Xi Jinping, Joe Biden

Xi Jinping et Joe Biden lors du sommet du G20 à Bali,ALEX BRANDON / AP

Au G20, pour son grand retour diplomatique, Xi Jinping joue le dialogue avec les Occidentaux

Au G20 : Le président chinois a rencontré Joe Biden, lundi 14 novembre, pendant plus de trois heures, puis, mardi matin, Emmanuel Macron qui a tenté de le convaincre d’intervenir auprès de Vladimir Poutine concernant la guerre en Ukraine.

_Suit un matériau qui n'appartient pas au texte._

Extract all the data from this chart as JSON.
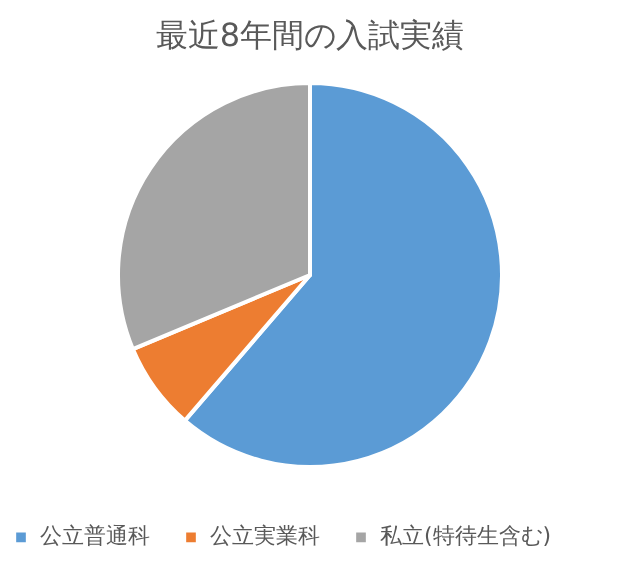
{
  "chart_data": {
    "type": "pie",
    "title": "最近8年間の入試実績",
    "categories": [
      "公立普通科",
      "公立実業科",
      "私立(特待生含む)"
    ],
    "values": [
      61.3,
      7.4,
      31.3
    ],
    "colors": [
      "#5b9bd5",
      "#ed7d31",
      "#a5a5a5"
    ],
    "legend": "bottom"
  }
}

Tel un sportif longtemps absent de la compétition pour cause de stratégie zéro Covid, le président chinois, Xi Jinping, a décidé de faire sa rentrée internationale en deux temps cet automne. D’abord un échauffement en Ouzbékistan, à la mi-septembre, où il s’agissait de retrouver un groupe de pays amis, réunis au sein de l’Organisation de coopération de Shanghaï – l’occasion, alors, de croiser son homologue russe, Vladimir Poutine. Puis, cette semaine, la véritable compétition, l’arène mondiale, le G20 de Bali, en Indonésie, où, son partenaire russe absent, le dirigeant chinois se confronte aux Occidentaux, plus de huit mois après le déclenchement de l’invasion russe en Ukraine.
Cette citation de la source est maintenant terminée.